The surprising benefits of paperless grading

Printer? Who needs a printer?

This past year, I took on another bold experiment: papers without paper. I got the results I expected, and found some advantages that I hadn’t.

You might think that printed papers were long gone, but they have endured despite their inherent difficulties. The process of working with paper essays is complex enough when things go right, but aggravating when they don’t: your printer is out of ink. Then you can’t find your professor, so you put it under his door, only to learn later that his office has a rug and your paper has been lodged under said rug for two weeks. And when he does finally hand it back, you happen to not be in class, so you don’t get it back anyway. You see the point. We need something simpler.

And all that paper adds up. Consider ENGL 200, the intro to lit course here at Cape Breton University. There are typically five or six sections of this course offered annually with around 40 students per section. That’s minimally 200 students who write five papers a year. Let’s say each paper averages five pages in length (probably more given Works Cited pages and so on). So each student produces 25 pieces of paper, times 200 students, that works out to a cool 5000 pieces of paper annually. That’s only one course at just one small university.

So paperless grading offers an obvious advantage from the start. It saves reams of paper.

But does it simplify the process? Colleagues at other universities warned me that online assignments would introduce too many complexities. They and their students have to navigate a complex online system with passwords and formatting and what-not.

But I decided to avoid all that and keep it simple. Students just e-mail the assignment to me directly. I evaluate it with notes added via MS Word, save the thing in PDF format and send it back. It really is simple, all things considered.

But it is the other consequences of grading electronically that I find most interesting.

For one thing, I think my electronic feedback is better than my old hand written scribbles in the margins of papers. Unlike my handwritten scrawl, my typing is clear and legible, and since I’m not scrambling to fit in what I want to say into a few inches, I can provide fuller explanations. In some cases, I even provide web links to other sites that provide more information on grammar or history that’s relevant.

Further, since I can edit my own comments, I can stop and rephrase a comment when I didn’t like the original wording I had chosen. On paper, I was sort of stuck with it.

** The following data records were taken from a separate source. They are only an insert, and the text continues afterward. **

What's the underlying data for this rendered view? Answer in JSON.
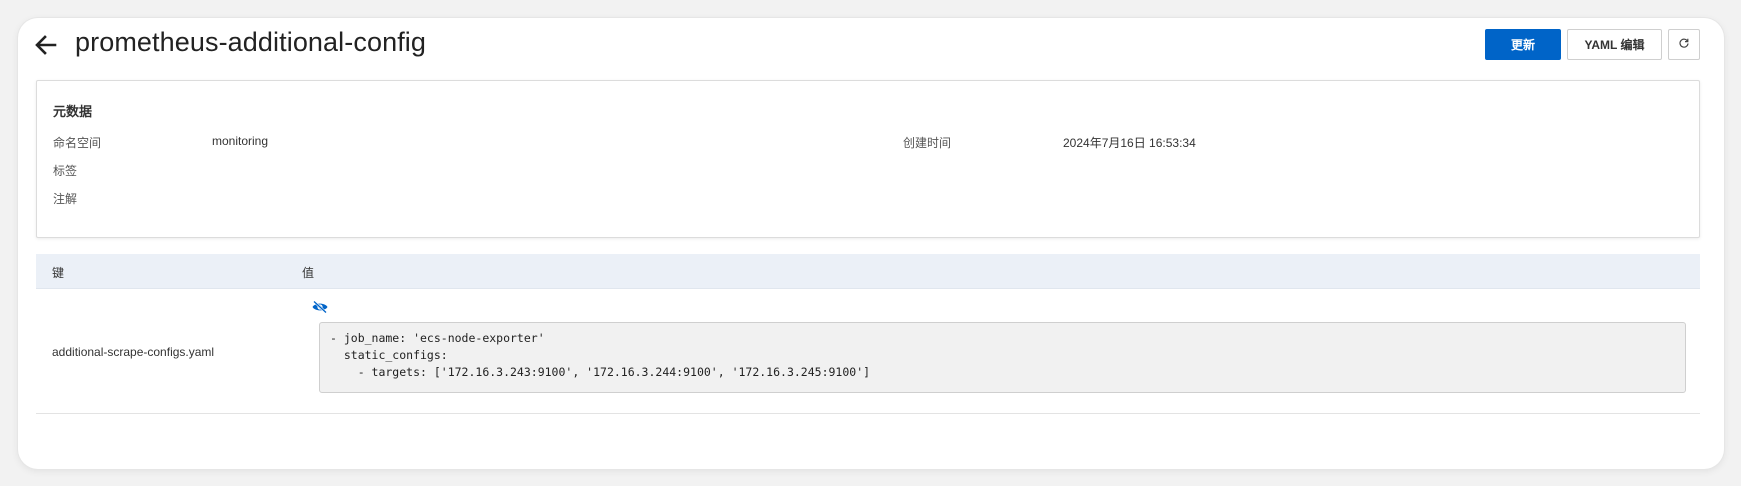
{
  "header": {
    "title": "prometheus-additional-config",
    "back_icon": "arrow-left-icon",
    "update_label": "更新",
    "yaml_edit_label": "YAML 编辑",
    "refresh_icon": "refresh-icon"
  },
  "metadata": {
    "title": "元数据",
    "namespace_label": "命名空间",
    "namespace_value": "monitoring",
    "created_label": "创建时间",
    "created_value": "2024年7月16日 16:53:34",
    "labels_label": "标签",
    "annotations_label": "注解"
  },
  "table": {
    "columns": [
      "键",
      "值"
    ],
    "rows": [
      {
        "key": "additional-scrape-configs.yaml",
        "value": "- job_name: 'ecs-node-exporter'\n  static_configs:\n    - targets: ['172.16.3.243:9100', '172.16.3.244:9100', '172.16.3.245:9100']"
      }
    ],
    "toggle_icon": "eye-slash-icon"
  },
  "colors": {
    "primary": "#0064c8",
    "table_header_bg": "#ebf0f7"
  }
}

Another advantage is that even after I send the paper back to the student, I retain a copy for my records. That way, if a students turns up at the end of the year saying she did five papers but only got credit for four, I can check my email folders to see if and when the paper came in. Similarly, I can check to see if it was graded and what the grade was and so on. After all, mistakes can happen, but this way they can be easily corrected.

I am also toying with the notion of taking examples from old student papers and using them in next year’s class as instances of common errors. I cover common errors now but I think they might be more convincing if students can see that the error was committed by a real student. Of course, I would remove the original student’s name and any identifying information.

On the down side, my grading has to be done on a computer.  It also means that throughout most of the year I have large numbers of papers in my inbox waiting to be graded — and I’m one of those people who lives to have his inbox empty.

So clearly, in addition to the joys of paperless grading, there are some terrors. These terrors are why some colleagues say they will never go paperless. Me? I will never go back.